I covered one of my old paintings in gloss varnish, realizing the risk. The varnish really does wonders to the depth of the colors, but the shininess is simply too much. I want to get rid of the shininess, or at least to reduce it. Do I have to remove the varnish completely, or can I cover the varnish with a layer of matte varnish, in order to reduce the effect? 

The gloss varnish I used is 'Pebeo, Dammar Picture Varnish' (Reversible, solvent: turpentine)

The painting has been sitting dry for over a year.

Thank you!


----------



## just (Mar 3, 2015)

Varnish is used to show effects of light. Leonardo da Vinci mastered the use of it. His masterpiece of st.john the Baptist is a great example.


----------



## qwytzylkak (May 28, 2017)

just said:


> Varnish is used to show effects of light. Leonardo da Vinci mastered the use of it. His masterpiece of st.john the Baptist is a great example.


Have you even read my question?


----------



## just (Mar 3, 2015)

qwytzylkak said:


> Have you even read my question?


Yes, but perhaps my answer was not specific enough. Varnish is best used for effect on highlights not used on the whole painting. It's to be applied carefully in thin small strokes. BTW have you even looked up the example I gave you?


----------



## qwytzylkak (May 28, 2017)

just said:


> Yes, but perhaps my answer was not specific enough. Varnish is best used for effect on highlights not used on the whole painting. It's to be applied carefully in thin small strokes. BTW have you even looked up the example I gave you?


I have, and I am well familiar with the uses of varnish. Every artist goes about it differently. I took a risk as it was my first time and applied the gloss varnish to the entire painting. Not satisfied with the result, I want to know if I can add matte over the gloss varnish, or how to remove it entirely.


----------



## M Winther (May 14, 2016)

It also depends on the light conditions, if the glossiness is disturbing.

I would clean the surface and add a new layer, perhaps a mixture of glossy and matte. After all, the worst thing that can happen is that you must remove it afterwards.

If you add matte varnish, all the visual benefits of the glossy varnish will disappear. Oil paintings don't need varnish as protection, unlike in former times when indoor air was quite polluted. However, acrylic paintings do, because they absorb dirt that cannot be removed. Oil paintings need only be cleaned with a damp cloth.

Mats


----------



## qwytzylkak (May 28, 2017)

M Winther said:


> It also depends on the light conditions, if the glossiness is disturbing.
> 
> I would clean the surface and add a new layer, perhaps a mixture of glossy and matte. After all, the worst thing that can happen is that you must remove it afterwards.
> 
> ...


How risky is it attempting to remove it myself? And if I'm going to remove the glossy layer and then add matte, wouldn't the result be the same if I just covered the gloss with matte straightaway?


----------



## M Winther (May 14, 2016)

It's not risky to remove. It's just tedious work. You can probably find a YouTube video that demonstrates it. It's risky only on old, valuable paintings with cracks and so forth. Then one should leave it to a professional.
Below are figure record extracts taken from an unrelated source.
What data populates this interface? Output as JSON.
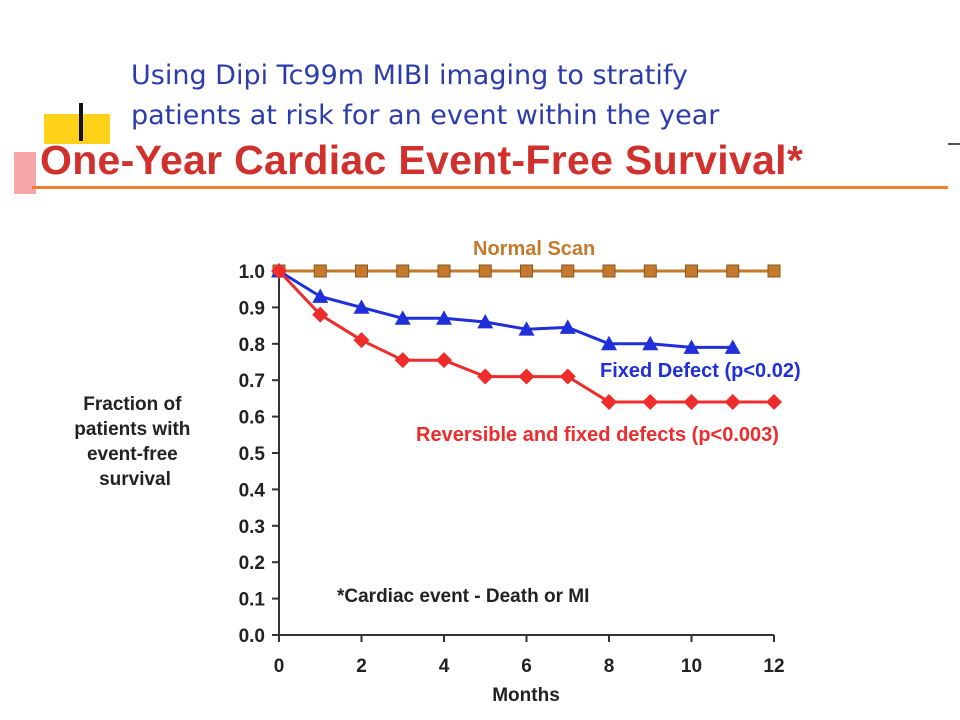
{
  "slide": {
    "title_line1": "Using Dipi Tc99m MIBI imaging to stratify",
    "title_line2": "patients at risk for an event within the year",
    "accent_colors": {
      "yellow": "#ffd21a",
      "pink": "#f6a6a6",
      "orange_rule": "#ef7d2a",
      "title_blue": "#2c3dab"
    }
  },
  "chart_data": {
    "type": "line",
    "title": "One-Year Cardiac Event-Free Survival*",
    "xlabel": "Months",
    "ylabel": "Fraction of patients with event-free survival",
    "xlim": [
      0,
      12
    ],
    "ylim": [
      0,
      1.0
    ],
    "xticks": [
      0,
      2,
      4,
      6,
      8,
      10,
      12
    ],
    "yticks": [
      "0.0",
      "0.1",
      "0.2",
      "0.3",
      "0.4",
      "0.5",
      "0.6",
      "0.7",
      "0.8",
      "0.9",
      "1.0"
    ],
    "grid": false,
    "footnote": "*Cardiac event - Death or MI",
    "series": [
      {
        "name": "Normal Scan",
        "color": "#c47a2c",
        "marker": "square",
        "x": [
          0,
          1,
          2,
          3,
          4,
          5,
          6,
          7,
          8,
          9,
          10,
          11,
          12
        ],
        "y": [
          1.0,
          1.0,
          1.0,
          1.0,
          1.0,
          1.0,
          1.0,
          1.0,
          1.0,
          1.0,
          1.0,
          1.0,
          1.0
        ]
      },
      {
        "name": "Fixed Defect (p<0.02)",
        "color": "#1f2fd9",
        "marker": "triangle",
        "x": [
          0,
          1,
          2,
          3,
          4,
          5,
          6,
          7,
          8,
          9,
          10,
          11
        ],
        "y": [
          1.0,
          0.93,
          0.9,
          0.87,
          0.87,
          0.86,
          0.84,
          0.845,
          0.8,
          0.8,
          0.79,
          0.79
        ]
      },
      {
        "name": "Reversible and fixed defects (p<0.003)",
        "color": "#ef2c2c",
        "marker": "diamond",
        "x": [
          0,
          1,
          2,
          3,
          4,
          5,
          6,
          7,
          8,
          9,
          10,
          11,
          12
        ],
        "y": [
          1.0,
          0.88,
          0.81,
          0.755,
          0.755,
          0.71,
          0.71,
          0.71,
          0.64,
          0.64,
          0.64,
          0.64,
          0.64
        ]
      }
    ]
  }
}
Yes, the result would be the same, more or less. I don't think there's any point in removing the earlier layer. One does that only when it has become yellow, crackled and dirty. Also, since you already have a layer, you need only apply a thin layer of matte, which is good.

Mats


----------



## qwytzylkak (May 28, 2017)

M Winther said:


> It's not risky to remove. It's just tedious work. You can probably find a YouTube video that demonstrates it. It's risky only on old, valuable paintings with cracks and so forth. Then one should leave it to a professional.
> 
> Yes, the result would be the same, more or less. I don't think there's any point in removing the earlier layer. One does that only when it has become yellow, crackled and dirty. Also, since you already have a layer, you need only apply a thin layer of matte, which is good.
> 
> Mats


Thanks, Mats, your answer is extremely useful. I think I will go ahead and add a thin matte layer, like you said, and see where it takes me. Hopefully it drowns the shininess.


----------